Kapolri Jenderal Listyo Sigit: Layanan 110 Polri Penuhi Standar PBB, Respons Cepat 10 Menit ke TKP

Author Image

Irfan

26 Januari 2026

Foto: Kapolri Jenderal Listyo Sigit Prabowo Di Dpr, Rabu (12/4/2023). (agung Pambudhy/detikcom).
Foto: Kapolri Jenderal Listyo Sigit Prabowo di DPR, Rabu (12/4/2023). (Agung Pambudhy/detikcom).
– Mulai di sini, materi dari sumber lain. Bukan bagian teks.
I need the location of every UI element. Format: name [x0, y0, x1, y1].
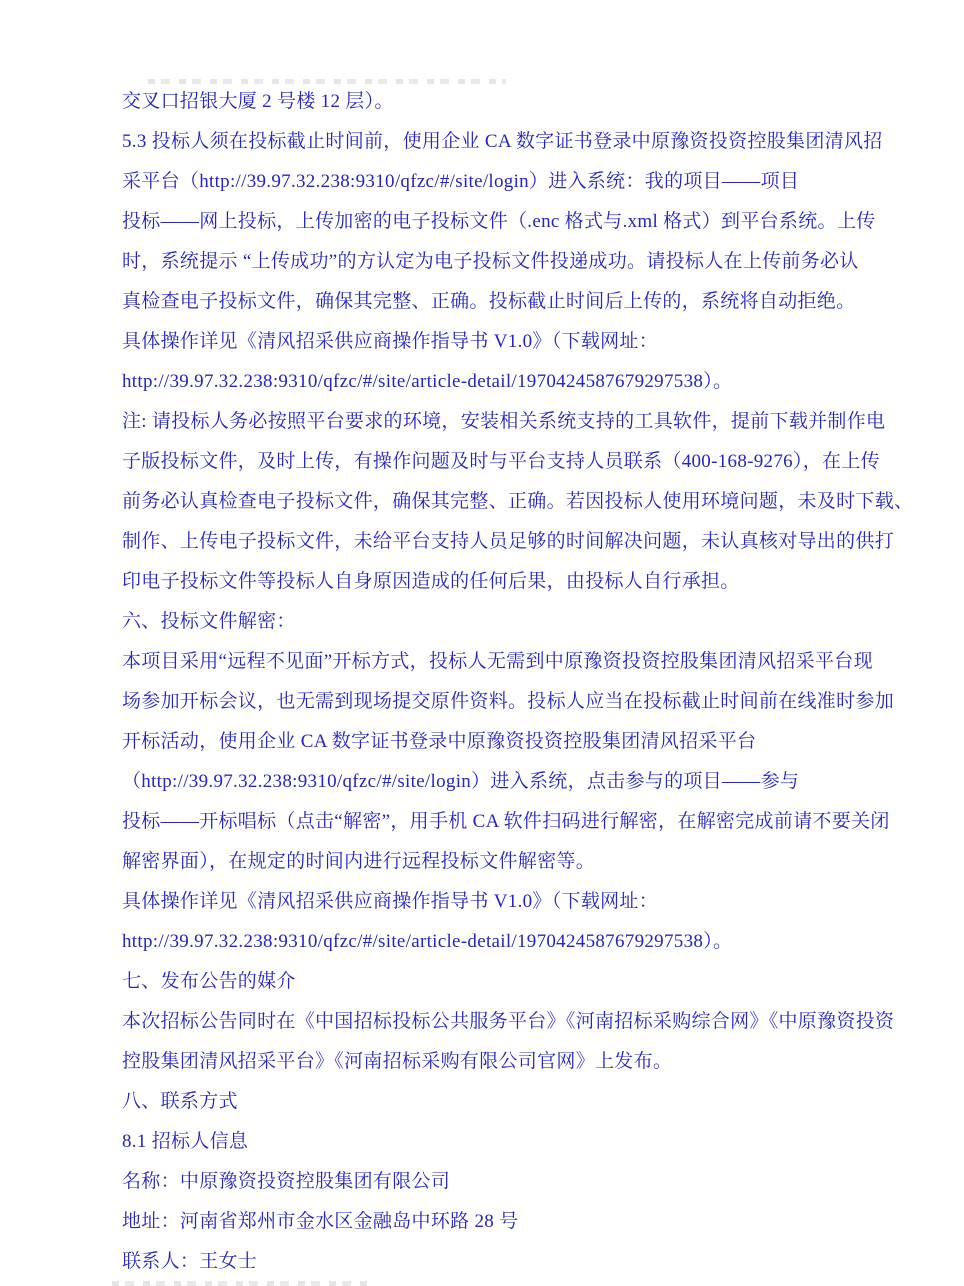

JAKARTA, Senin (26/1/2026) – Kepala Kepolisian Negara Republik Indonesia (Kapolri) Jenderal Listyo Sigit Prabowo memaparkan optimalisasi layanan nomor darurat 110 milik Polri di hadapan Komisi III Dewan Perwakilan Rakyat (DPR) RI. Ia menekankan bahwa pelayanan publik ini telah memenuhi standar Perserikatan Bangsa-Bangsa (PBB).

Penguatan Layanan Publik

Dalam Rapat Kerja (Raker) yang digelar di Kompleks Parlemen, Senayan, Jakarta, Kapolri Jenderal Listyo Sigit memaparkan sejumlah penguatan pada simpul pelayanan utama Polri. “Utamanya adalah pelayanan polisi 110. Pelayanan ini sesuai dengan standar PBB, command center dan monitoring center, integrasi smart city sebagai pusat kendali serta penguatan peran Pamapta dan SPKT sebagai garda terdepan pelayanan kepolisian di lapangan,” ujar Kapolri.
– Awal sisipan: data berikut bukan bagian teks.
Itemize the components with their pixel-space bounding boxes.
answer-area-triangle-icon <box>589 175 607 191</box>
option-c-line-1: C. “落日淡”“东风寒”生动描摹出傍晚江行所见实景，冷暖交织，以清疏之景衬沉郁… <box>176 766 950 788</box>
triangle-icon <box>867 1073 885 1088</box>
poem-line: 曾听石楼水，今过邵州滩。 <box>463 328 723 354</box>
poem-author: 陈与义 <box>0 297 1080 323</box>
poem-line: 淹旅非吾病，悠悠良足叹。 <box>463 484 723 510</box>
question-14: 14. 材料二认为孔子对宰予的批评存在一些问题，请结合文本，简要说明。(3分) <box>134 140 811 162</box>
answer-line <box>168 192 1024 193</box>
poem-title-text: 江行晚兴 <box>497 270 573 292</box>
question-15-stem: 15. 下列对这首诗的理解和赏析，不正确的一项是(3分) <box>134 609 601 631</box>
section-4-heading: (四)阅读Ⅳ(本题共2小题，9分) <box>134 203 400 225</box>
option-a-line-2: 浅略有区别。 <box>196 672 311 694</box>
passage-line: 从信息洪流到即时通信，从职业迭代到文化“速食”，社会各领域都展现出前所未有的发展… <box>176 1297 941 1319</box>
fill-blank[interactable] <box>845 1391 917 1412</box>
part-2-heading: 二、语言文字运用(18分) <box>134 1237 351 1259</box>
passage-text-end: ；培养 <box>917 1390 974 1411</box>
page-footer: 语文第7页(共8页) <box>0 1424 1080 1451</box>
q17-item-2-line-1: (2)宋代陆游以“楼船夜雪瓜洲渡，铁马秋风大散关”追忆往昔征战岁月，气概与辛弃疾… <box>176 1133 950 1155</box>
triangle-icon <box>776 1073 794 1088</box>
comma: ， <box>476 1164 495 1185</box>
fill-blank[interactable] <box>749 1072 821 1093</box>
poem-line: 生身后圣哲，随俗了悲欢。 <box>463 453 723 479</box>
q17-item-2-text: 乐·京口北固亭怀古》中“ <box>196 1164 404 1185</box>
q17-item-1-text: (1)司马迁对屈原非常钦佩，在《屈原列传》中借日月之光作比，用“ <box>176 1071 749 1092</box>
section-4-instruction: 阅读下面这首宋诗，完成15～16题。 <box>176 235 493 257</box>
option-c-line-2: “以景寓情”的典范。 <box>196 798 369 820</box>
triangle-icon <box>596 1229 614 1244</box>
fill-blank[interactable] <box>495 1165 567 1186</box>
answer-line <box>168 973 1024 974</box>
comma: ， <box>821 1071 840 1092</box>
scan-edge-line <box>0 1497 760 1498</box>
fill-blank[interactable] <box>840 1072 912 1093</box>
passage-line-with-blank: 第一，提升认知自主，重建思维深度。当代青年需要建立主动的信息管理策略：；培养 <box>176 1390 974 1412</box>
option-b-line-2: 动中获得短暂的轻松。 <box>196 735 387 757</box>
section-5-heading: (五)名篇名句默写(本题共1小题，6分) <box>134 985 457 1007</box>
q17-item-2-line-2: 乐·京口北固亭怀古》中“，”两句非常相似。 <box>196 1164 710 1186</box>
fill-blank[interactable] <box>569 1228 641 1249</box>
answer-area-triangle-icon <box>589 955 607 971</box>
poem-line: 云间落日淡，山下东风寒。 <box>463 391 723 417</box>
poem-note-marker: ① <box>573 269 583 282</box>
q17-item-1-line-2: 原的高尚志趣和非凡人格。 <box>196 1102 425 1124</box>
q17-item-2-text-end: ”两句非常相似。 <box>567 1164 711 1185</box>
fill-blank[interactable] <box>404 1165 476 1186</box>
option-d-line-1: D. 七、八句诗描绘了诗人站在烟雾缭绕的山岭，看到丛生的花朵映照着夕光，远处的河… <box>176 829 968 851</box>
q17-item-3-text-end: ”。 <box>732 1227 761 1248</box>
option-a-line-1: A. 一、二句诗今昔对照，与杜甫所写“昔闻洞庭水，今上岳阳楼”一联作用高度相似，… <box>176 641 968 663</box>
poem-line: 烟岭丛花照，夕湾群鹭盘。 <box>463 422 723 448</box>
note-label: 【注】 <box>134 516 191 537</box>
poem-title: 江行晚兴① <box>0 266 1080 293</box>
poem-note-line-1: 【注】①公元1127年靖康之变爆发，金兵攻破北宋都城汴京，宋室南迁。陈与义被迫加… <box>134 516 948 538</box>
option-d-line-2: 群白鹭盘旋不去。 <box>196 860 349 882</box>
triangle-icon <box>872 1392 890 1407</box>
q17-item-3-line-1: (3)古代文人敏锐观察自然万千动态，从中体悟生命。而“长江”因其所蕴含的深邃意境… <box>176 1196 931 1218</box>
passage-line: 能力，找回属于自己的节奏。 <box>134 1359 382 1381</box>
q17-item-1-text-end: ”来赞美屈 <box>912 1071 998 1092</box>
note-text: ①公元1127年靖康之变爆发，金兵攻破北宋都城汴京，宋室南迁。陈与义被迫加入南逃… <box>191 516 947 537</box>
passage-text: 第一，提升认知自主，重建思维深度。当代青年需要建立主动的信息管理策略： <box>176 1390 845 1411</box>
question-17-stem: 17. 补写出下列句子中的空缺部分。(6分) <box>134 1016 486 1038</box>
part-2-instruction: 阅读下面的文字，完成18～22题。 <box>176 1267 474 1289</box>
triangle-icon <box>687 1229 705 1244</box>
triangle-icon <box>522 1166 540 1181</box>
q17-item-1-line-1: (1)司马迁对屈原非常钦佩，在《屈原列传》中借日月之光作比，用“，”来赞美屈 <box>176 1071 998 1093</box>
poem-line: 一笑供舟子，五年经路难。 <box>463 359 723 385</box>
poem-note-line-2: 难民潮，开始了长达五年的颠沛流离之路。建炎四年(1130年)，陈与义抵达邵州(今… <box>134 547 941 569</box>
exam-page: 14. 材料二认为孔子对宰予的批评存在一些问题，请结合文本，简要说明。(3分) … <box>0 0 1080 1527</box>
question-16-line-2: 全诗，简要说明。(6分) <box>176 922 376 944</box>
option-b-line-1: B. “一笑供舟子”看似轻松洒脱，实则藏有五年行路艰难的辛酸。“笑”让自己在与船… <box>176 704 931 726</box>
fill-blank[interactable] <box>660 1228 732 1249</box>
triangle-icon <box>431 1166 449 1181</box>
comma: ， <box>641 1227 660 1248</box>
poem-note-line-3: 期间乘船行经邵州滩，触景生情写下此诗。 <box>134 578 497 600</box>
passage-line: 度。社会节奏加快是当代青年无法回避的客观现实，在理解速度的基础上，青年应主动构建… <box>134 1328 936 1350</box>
Respons Cepat Sesuai Standar PBB

Kapolri menegaskan bahwa Polri terus berupaya melakukan perbaikan standar layanan 110. Salah satu terobosan yang diterapkan adalah batasan waktu respons panggilan selama 10 detik. “Ketika tidak diangkat dia akan naik ke jenjang yang lebih tinggi dari mulai Polsek, Polres, Polda sampai dengan Mabes Polri,” jelas Jenderal Sigit.

Selain itu, Polri juga menetapkan standar waktu respons cepat untuk mencapai Tempat Kejadian Perkara (TKP) selama 10 menit. “Kami membuat waktu pembatasan ataupun respons cepat untuk bisa datang ke TKP selama 10 menit. Ini juga mengacu standar PBB terkait quick response untuk layanan darurat kepolisian,” tegas Kapolri.
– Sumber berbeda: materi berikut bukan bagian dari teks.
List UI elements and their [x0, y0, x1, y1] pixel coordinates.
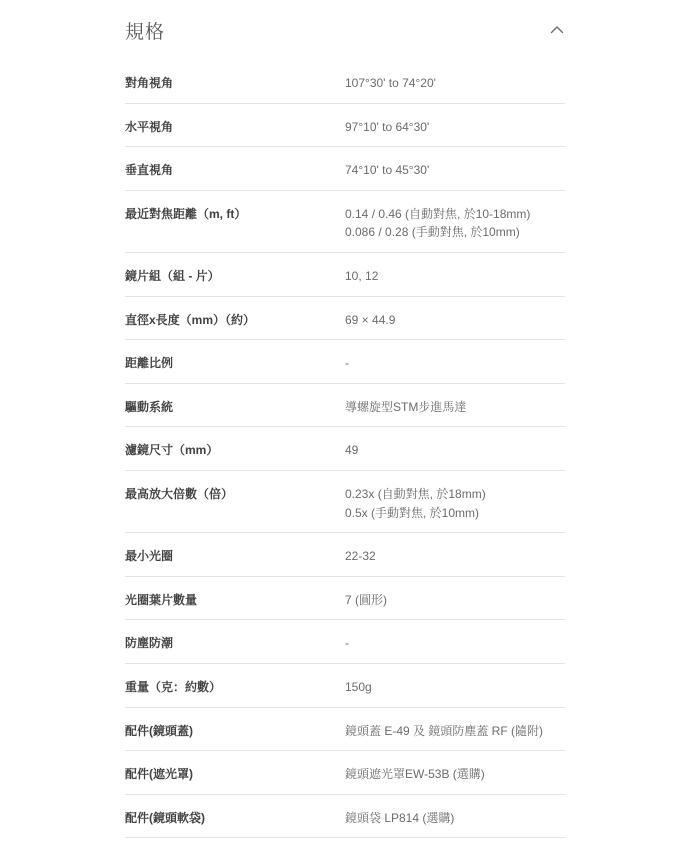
spec-section-header[interactable]: 規格 [125, 14, 565, 46]
spec-label: 濾鏡尺寸（mm） [125, 441, 345, 460]
spec-value: 150g [345, 678, 372, 697]
spec-row-accessory-lens-cap: 配件(鏡頭蓋) 鏡頭蓋 E-49 及 鏡頭防塵蓋 RF (隨附) [125, 708, 565, 752]
spec-value: - [345, 634, 349, 653]
spec-label: 垂直視角 [125, 161, 345, 180]
spec-value: 7 (圓形) [345, 591, 387, 610]
spec-value: 97°10' to 64°30' [345, 118, 429, 137]
spec-label: 配件(鏡頭蓋) [125, 722, 345, 741]
spec-row-accessory-lens-hood: 配件(遮光罩) 鏡頭遮光罩EW-53B (選購) [125, 751, 565, 795]
spec-row-min-aperture: 最小光圈 22-32 [125, 533, 565, 577]
spec-label: 對角視角 [125, 74, 345, 93]
spec-label: 驅動系統 [125, 398, 345, 417]
spec-label: 鏡片組（組 - 片） [125, 267, 345, 286]
section-title: 規格 [125, 17, 165, 44]
spec-row-distance-scale: 距離比例 - [125, 340, 565, 384]
spec-value: 107°30' to 74°20' [345, 74, 436, 93]
spec-section: 規格 對角視角 107°30' to 74°20' 水平視角 97°10' to… [125, 0, 565, 838]
spec-value: 鏡頭袋 LP814 (選購) [345, 809, 454, 828]
spec-row-lens-construction: 鏡片組（組 - 片） 10, 12 [125, 253, 565, 297]
spec-label: 重量（克：約數） [125, 678, 345, 697]
spec-label: 防塵防潮 [125, 634, 345, 653]
spec-label: 最近對焦距離（m, ft） [125, 205, 345, 224]
spec-value: 0.14 / 0.46 (自動對焦, 於10-18mm) 0.086 / 0.2… [345, 205, 530, 242]
chevron-up-icon[interactable] [549, 22, 565, 38]
spec-label: 最小光圈 [125, 547, 345, 566]
spec-value: 導螺旋型STM步進馬達 [345, 398, 466, 417]
spec-row-drive-system: 驅動系統 導螺旋型STM步進馬達 [125, 384, 565, 428]
spec-value: 49 [345, 441, 358, 460]
spec-row-vertical-angle: 垂直視角 74°10' to 45°30' [125, 147, 565, 191]
spec-row-max-magnification: 最高放大倍數（倍） 0.23x (自動對焦, 於18mm) 0.5x (手動對焦… [125, 471, 565, 533]
spec-value: 0.23x (自動對焦, 於18mm) 0.5x (手動對焦, 於10mm) [345, 485, 486, 522]
spec-table: 對角視角 107°30' to 74°20' 水平視角 97°10' to 64… [125, 60, 565, 838]
spec-label: 水平視角 [125, 118, 345, 137]
spec-row-dust-moisture-resistance: 防塵防潮 - [125, 620, 565, 664]
spec-row-weight: 重量（克：約數） 150g [125, 664, 565, 708]
spec-value: 鏡頭遮光罩EW-53B (選購) [345, 765, 485, 784]
spec-label: 距離比例 [125, 354, 345, 373]
spec-row-accessory-lens-pouch: 配件(鏡頭軟袋) 鏡頭袋 LP814 (選購) [125, 795, 565, 839]
spec-value: 10, 12 [345, 267, 378, 286]
spec-row-aperture-blades: 光圈葉片數量 7 (圓形) [125, 577, 565, 621]
spec-label: 直徑x長度（mm）（約） [125, 311, 345, 330]
spec-label: 最高放大倍數（倍） [125, 485, 345, 504]
spec-value: - [345, 354, 349, 373]
spec-value: 22-32 [345, 547, 376, 566]
spec-label: 配件(鏡頭軟袋) [125, 809, 345, 828]
spec-row-horizontal-angle: 水平視角 97°10' to 64°30' [125, 104, 565, 148]
spec-label: 配件(遮光罩) [125, 765, 345, 784]
spec-row-closest-focusing-distance: 最近對焦距離（m, ft） 0.14 / 0.46 (自動對焦, 於10-18m… [125, 191, 565, 253]
spec-value: 69 × 44.9 [345, 311, 395, 330]
spec-row-diagonal-angle: 對角視角 107°30' to 74°20' [125, 60, 565, 104]
spec-row-diameter-length: 直徑x長度（mm）（約） 69 × 44.9 [125, 297, 565, 341]
spec-row-filter-size: 濾鏡尺寸（mm） 49 [125, 427, 565, 471]
spec-label: 光圈葉片數量 [125, 591, 345, 610]
spec-value: 74°10' to 45°30' [345, 161, 429, 180]
spec-value: 鏡頭蓋 E-49 及 鏡頭防塵蓋 RF (隨附) [345, 722, 543, 741]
Integrasi dan Inovasi Layanan

Layanan 110 Polri kini terintegrasi dengan berbagai instansi, termasuk Pemadam Kebakaran, Rumah Sakit Umum Daerah (RSUD), perusahaan ojek daring, hingga hotline DPR RI. Kapolri berkomitmen untuk terus menyempurnakan layanan ini dengan menyusun regulasi yang mendukung.

Ia juga mendorong agar command center dan monitoring center 110 dapat berfungsi sebagai pusat komando kendali komunikasi informasi pelayanan masyarakat. Lebih lanjut, Polri tengah mengembangkan model smart city berbasis road safety policing di beberapa kota.

“Saat ini kami sedang membuat model smart city berbasis road safety policing di Bandung, Jogjakarta, Solo, Bali dan Medan dan terus akan kita dorong ke beberapa kota, termasuk tadi kami laporkan bahwa kami menghidupkan kembali Pamapta berdasarkan SKEP Kapolri tanggal 21 September 2025 di mana kegiatan tugas pokok Pamapta ini mulai dari penerimaan laporan pengaduan, tindakan pertama di TKP sampai dengan penanganan perkara ringan dan penyelenggaraan pengendalian operasional sehari-hari,” ungkap Jenderal Sigit.

Keberadaan personel Polri di lapangan juga dapat dipantau melalui dukungan digitalisasi aplikasi Sistem Operasi Terpadu (SOT). “Kegiatan yang kita lakukan didukung oleh digitalisasi melalui aplikasi SOT, sistem operasi terpadu, untuk monitoring keberadaan anggota di lapangan pada saat pelaksanaan operasi,” pungkas Jenderal Sigit.